We shall give another example by writing list reversals recursively, going straight into our derivation. Reversing the empty list gives the empty list. For nonempty lists our goal is to have \(\mathtt{reverse}([e_1,\dots,e_n])=[e_n,\dots,e_1]\). Assuming that \(\mathtt{reverse}([e_2,\dots,e_n])=[e_n,\dots,e_2]\), we can see that \([e_n,\dots,e_1] = \mathtt{append}(e_1, [e_n,\dots,e_2])\), giving us the following formulation:

def reverse(ls):
    if ls == Empty():
        return Empty()
    return append(ls.head, reverse(ls.tail))

# Using structural pattern matching:
def reverse2(ls):
    match ls:
        case Empty(): return Empty()
        case Node(e1, xs): return append(e1, reverse2(xs))

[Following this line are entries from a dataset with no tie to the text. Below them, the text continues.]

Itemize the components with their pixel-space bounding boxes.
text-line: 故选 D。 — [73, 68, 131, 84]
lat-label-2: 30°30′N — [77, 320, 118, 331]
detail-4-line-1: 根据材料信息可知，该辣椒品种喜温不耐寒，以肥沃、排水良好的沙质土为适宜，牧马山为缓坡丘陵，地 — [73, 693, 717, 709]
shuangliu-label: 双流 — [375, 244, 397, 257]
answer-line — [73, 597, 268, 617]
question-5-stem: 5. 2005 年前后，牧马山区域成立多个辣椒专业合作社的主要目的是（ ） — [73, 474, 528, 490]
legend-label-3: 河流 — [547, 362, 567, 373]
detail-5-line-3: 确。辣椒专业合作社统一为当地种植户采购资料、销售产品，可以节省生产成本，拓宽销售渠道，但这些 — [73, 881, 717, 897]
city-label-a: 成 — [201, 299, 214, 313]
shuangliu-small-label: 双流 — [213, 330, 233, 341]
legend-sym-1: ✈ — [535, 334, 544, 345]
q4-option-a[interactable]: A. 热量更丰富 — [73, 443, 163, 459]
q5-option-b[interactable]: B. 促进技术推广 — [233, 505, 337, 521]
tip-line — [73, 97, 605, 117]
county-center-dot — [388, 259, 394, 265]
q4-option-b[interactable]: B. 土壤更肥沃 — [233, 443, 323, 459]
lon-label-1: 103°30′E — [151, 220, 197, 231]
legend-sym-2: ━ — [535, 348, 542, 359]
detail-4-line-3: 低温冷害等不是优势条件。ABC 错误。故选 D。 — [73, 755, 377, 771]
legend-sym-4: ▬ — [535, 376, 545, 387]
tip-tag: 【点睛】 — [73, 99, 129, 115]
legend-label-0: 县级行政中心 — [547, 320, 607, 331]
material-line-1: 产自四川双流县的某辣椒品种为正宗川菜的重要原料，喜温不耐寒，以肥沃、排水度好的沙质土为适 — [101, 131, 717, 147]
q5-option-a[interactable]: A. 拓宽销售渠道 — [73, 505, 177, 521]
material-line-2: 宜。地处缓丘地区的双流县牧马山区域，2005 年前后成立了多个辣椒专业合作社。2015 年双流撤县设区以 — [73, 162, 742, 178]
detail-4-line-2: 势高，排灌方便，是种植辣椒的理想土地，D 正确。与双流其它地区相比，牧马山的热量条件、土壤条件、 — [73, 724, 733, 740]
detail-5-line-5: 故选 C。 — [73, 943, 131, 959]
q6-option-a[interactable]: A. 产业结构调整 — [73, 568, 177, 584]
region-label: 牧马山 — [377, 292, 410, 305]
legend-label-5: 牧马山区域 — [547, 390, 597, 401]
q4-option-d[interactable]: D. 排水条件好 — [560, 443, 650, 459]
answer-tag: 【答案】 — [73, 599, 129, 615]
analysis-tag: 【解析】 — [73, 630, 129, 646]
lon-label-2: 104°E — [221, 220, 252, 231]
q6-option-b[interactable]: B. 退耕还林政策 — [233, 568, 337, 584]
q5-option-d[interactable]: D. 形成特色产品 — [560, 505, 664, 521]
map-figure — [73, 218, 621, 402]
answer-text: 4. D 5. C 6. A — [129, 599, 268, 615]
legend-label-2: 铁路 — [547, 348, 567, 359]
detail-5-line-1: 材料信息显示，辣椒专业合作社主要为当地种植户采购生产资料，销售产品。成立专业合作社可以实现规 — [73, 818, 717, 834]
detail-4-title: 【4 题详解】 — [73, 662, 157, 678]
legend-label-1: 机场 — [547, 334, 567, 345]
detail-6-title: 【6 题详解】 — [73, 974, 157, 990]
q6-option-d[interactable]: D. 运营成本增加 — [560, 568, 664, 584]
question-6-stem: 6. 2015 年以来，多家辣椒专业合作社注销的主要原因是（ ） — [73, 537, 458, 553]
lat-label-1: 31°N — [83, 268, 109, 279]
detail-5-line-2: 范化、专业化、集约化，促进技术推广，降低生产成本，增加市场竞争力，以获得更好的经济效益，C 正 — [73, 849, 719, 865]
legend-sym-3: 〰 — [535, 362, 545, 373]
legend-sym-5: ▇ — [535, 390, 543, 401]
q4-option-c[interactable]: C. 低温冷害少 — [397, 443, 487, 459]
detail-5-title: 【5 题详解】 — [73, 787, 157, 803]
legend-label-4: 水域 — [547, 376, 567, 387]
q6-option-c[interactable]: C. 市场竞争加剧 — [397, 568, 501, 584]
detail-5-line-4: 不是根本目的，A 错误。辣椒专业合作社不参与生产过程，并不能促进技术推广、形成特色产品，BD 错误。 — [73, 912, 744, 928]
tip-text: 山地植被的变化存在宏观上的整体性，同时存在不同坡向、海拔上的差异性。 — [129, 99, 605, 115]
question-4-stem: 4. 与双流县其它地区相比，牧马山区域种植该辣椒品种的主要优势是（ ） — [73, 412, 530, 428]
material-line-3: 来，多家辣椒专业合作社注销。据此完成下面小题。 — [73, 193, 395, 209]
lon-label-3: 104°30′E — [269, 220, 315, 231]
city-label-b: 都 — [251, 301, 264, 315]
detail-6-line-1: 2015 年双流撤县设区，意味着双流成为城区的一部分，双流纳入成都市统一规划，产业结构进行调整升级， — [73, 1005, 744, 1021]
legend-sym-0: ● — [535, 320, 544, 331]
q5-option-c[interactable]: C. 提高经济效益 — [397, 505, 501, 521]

By this point you should be able to see that recursion can be done via the following based on the structure of the data:

  1. If the structure of the data is non-recursive, provide a non-recursive computation that computes the result directly
  2. If the structure of the data is recursive, recursively solve the problem on the substructure(s) of the data (e.g. pred or tail of the natural number or list), and include its result in your main result

You should be well aware that data structures may be more complex. For example, solving a problem for a structure may require more than one recursive calls, one non-recursive call and one recursive call, etc. To make this apparent, let us look at a formulation of a binary tree of integers:

class Tree: pass

@dataclass
class EmptyTree(Tree): pass

@dataclass
class TreeNode(Tree):
    left: Tree
    val: int
    right: Tree

Now let us attempt to write a function that sums all integers in the tree. Again there are two possible structures a tree can have: the first being the empty tree, which has sum 0. For tree nodes, we have two subtrees, left and right, from whom we may recursively obtain their sums using our function. Then, the sum of the entire tree is just the total of the value at the node, the sum of the left subtree and the sum of the right subtree:

def sum_tree(t):
    if t == EmptyTree():
        return 0
    return t.val + sum_tree(t.left) + sum_tree(t.right)

# Structural pattern matching
def sum_tree(t):
    match t:
        case EmptyTree(): return 0
        case TreeNode(l, v, r):
            return sum_tree(l) + v + sum_tree(r)

In summary, our formulation of the natural numbers reveals that numbers are also structurally recursive, and therefore, are amenable to recursive computations. We can extend this idea to all recursive structures, which as you will see in these notes, is very common.